How to lessen the tax liability, so you can keep as much profit in your pocket as possible.
Proportional tax is a money term you need to understand. Here’s what it means.
What is a proportional tax?
A proportional tax, also referred to as a flat tax, is a tax in which the percentage of tax taken from a person’s income remains the same, regardless of how much money he or she earns.
In a proportional tax system, everybody is required to pay the same percentage of their income in taxes. For instance, if a tax rate is set at 10 percent, an individual who makes $200,000 a year would pay $20,000 a year in taxes, thereby leaving him $180,000 of income.
In contrast, a taxpayer who makes $10,000 a year pays $1,000 in taxes, which leaves the person with $9,000 a year to meet all his or her bills. The tax rate of 10 percent is paid equally no matter how much money a taxpayer makes.
Supporters of proportional tax argue that an equal tax rate across board is the fairest system. There are no exemptions, the rules are easily understood and there should not be any questions about the rate because it is the same for every taxpayer.

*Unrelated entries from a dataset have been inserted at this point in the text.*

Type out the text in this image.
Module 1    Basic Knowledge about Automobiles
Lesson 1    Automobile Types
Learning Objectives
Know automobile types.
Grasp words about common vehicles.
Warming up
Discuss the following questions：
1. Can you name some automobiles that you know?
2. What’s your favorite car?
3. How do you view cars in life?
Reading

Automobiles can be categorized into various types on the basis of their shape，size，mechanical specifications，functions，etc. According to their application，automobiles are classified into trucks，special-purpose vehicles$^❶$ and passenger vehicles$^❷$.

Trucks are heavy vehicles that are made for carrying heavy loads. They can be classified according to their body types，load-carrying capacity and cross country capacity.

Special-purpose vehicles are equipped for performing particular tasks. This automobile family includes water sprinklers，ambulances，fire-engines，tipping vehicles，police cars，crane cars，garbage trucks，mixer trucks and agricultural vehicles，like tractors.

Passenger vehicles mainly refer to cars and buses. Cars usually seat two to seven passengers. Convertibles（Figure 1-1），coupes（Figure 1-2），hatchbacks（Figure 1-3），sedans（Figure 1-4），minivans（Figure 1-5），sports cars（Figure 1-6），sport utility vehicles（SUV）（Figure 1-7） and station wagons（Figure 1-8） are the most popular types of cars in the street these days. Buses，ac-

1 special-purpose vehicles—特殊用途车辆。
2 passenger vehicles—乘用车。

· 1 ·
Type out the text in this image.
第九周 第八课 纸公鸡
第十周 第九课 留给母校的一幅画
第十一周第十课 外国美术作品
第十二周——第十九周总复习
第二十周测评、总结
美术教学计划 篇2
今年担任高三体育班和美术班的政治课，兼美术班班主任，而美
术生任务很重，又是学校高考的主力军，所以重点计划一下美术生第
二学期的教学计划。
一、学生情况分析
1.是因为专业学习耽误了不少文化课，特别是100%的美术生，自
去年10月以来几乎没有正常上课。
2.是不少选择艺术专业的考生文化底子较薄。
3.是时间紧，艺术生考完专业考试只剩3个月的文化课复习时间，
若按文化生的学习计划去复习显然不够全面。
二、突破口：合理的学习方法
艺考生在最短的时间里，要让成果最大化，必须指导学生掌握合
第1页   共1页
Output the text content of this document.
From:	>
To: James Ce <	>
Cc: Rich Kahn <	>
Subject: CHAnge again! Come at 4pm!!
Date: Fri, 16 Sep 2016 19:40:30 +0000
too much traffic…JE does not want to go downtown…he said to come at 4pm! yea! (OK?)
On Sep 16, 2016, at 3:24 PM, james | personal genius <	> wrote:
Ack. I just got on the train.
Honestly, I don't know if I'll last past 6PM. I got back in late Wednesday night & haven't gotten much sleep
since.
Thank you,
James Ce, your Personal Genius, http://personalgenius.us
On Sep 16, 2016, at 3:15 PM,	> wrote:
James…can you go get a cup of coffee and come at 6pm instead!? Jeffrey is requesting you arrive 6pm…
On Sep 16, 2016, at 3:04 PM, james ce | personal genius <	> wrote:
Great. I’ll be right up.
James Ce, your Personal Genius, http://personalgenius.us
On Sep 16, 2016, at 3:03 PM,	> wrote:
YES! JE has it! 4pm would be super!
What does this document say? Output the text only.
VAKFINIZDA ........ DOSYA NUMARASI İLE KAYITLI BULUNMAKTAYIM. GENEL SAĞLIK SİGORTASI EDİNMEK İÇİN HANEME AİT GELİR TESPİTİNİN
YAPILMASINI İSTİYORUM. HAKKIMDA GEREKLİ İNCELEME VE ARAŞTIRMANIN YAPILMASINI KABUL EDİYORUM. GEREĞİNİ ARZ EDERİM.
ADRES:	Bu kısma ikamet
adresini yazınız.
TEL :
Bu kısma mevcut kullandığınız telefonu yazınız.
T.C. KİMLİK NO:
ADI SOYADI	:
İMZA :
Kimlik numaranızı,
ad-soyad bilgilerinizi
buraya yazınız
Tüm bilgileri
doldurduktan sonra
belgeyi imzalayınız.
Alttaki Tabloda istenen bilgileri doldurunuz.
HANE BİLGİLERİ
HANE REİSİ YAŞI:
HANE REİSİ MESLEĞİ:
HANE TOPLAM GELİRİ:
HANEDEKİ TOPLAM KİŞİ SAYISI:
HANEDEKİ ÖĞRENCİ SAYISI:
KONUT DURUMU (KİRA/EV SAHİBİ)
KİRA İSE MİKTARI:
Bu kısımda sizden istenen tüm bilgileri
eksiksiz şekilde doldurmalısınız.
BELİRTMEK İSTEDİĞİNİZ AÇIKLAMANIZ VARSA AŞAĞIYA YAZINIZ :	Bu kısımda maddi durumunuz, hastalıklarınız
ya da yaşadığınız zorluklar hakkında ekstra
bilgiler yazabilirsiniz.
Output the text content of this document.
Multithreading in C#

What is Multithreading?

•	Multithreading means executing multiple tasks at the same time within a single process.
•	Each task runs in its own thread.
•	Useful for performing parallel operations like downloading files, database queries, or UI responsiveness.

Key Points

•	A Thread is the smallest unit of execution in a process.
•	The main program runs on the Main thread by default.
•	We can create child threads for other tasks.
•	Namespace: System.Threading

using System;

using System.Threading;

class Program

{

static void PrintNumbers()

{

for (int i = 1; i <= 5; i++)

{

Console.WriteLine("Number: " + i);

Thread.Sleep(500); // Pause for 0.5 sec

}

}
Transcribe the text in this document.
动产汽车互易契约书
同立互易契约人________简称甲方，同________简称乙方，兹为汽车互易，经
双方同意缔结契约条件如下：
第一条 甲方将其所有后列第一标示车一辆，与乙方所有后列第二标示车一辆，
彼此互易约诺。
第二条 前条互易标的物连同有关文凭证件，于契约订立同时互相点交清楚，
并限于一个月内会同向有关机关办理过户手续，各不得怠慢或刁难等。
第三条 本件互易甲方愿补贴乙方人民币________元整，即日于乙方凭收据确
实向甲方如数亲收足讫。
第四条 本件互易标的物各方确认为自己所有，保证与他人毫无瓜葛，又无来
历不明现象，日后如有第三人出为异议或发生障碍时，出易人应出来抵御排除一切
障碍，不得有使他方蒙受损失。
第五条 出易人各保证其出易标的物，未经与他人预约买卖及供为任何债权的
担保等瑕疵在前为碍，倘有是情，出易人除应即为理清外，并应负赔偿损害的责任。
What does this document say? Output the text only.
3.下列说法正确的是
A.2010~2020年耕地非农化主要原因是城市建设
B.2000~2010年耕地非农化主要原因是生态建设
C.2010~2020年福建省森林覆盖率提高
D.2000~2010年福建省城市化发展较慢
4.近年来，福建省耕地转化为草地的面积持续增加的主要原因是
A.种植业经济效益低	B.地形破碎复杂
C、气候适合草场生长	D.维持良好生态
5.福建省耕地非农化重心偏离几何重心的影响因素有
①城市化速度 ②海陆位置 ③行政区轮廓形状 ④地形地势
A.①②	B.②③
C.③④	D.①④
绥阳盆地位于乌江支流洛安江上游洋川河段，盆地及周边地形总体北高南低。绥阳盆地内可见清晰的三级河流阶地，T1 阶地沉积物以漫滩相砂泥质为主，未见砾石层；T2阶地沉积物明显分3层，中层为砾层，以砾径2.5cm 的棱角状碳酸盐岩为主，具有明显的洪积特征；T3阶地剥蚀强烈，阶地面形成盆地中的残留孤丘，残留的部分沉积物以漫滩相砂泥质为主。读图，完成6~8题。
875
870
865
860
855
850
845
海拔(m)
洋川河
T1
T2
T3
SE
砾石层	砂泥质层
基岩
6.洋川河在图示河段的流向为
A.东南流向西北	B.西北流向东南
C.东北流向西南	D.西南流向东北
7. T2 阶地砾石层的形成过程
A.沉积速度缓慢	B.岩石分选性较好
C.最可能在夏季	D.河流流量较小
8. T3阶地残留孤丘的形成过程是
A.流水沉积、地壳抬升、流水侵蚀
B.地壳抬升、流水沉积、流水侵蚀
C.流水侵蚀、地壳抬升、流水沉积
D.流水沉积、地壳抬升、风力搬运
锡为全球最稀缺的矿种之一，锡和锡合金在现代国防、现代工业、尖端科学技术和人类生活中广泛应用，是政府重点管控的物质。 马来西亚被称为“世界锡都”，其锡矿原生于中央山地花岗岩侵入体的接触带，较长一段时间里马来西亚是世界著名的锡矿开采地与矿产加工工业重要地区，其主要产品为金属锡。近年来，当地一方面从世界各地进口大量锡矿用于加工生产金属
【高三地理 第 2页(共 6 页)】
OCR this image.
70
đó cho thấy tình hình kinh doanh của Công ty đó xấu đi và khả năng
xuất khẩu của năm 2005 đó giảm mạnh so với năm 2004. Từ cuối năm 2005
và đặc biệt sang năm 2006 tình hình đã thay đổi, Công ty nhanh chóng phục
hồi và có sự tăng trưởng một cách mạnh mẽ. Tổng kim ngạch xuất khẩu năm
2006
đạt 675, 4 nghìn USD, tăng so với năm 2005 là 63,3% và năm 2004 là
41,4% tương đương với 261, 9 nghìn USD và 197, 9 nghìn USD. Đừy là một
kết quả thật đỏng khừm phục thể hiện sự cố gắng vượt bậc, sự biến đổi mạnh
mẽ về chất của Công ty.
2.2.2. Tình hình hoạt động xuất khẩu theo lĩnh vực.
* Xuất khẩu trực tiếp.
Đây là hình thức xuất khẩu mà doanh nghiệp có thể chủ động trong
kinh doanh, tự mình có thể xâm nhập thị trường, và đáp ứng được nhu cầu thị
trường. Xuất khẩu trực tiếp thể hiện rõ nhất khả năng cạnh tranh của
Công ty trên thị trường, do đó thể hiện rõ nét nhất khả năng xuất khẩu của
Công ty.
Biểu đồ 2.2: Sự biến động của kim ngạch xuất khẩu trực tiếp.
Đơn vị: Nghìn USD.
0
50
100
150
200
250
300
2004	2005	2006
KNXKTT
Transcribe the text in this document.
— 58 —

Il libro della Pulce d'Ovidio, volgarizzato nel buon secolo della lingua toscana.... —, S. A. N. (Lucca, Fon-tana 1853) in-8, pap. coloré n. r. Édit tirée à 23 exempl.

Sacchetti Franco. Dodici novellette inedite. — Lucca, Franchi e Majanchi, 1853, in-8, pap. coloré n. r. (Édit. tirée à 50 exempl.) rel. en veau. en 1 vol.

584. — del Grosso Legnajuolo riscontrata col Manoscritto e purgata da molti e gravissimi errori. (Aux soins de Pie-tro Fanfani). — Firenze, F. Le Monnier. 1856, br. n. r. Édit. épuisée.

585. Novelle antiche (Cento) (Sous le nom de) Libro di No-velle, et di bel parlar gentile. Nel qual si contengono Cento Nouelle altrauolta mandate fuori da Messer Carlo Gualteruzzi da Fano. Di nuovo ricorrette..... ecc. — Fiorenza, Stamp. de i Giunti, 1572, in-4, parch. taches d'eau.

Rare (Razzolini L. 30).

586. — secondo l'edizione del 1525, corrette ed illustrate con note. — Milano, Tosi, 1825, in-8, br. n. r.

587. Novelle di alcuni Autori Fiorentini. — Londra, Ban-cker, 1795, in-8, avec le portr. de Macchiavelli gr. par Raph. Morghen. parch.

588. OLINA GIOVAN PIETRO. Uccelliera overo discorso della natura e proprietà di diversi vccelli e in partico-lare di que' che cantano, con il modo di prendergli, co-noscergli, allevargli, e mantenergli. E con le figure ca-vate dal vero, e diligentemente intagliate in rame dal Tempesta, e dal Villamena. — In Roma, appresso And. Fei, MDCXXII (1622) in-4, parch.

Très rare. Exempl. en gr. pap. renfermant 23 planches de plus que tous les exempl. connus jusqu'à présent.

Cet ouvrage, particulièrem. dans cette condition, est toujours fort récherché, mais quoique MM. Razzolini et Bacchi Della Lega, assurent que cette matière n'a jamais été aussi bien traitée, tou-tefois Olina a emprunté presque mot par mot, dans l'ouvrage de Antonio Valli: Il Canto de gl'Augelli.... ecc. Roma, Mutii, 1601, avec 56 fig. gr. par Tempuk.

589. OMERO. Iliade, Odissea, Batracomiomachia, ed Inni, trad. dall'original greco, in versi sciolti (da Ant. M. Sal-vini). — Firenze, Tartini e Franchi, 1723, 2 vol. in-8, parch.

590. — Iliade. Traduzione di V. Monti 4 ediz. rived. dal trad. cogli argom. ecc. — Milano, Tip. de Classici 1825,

Another argument for a proportional tax system is that it motivates people to make more money. The hope is that by encouraging people to earn a higher income, the country and the people’s quality of life will improve.
Opponents of proportional tax argue that such a tax places an undue burden on the lower and middle class by eliminating deductions and increasing the tax base to include every level of income.
They claim that adopting such a tax shifts the tax burden from wealthy individuals to the poor — those who are most affected by taxation and who are less capable of paying.
Proportional tax example
One example of a proportional tax today is the sales tax. Although sales tax may vary from one region to another, every buyer pays the same sales tax. For example, If the sales tax is 10 percent, every buyer of a laptop that is worth $1,000 would pay $100 in sales tax, regardless of personal income.
In countries such as Russia, working citizens pay a proportional tax to fund government operations. Russia’s flat tax of 13 percent was put in place in 2001 by President Vladimir Putin.
However in the U.S., the government does not impose a proportional tax on income, but rather imposes a progressive tax in which high-income people are taxed at a higher rate compared to those low-income individuals.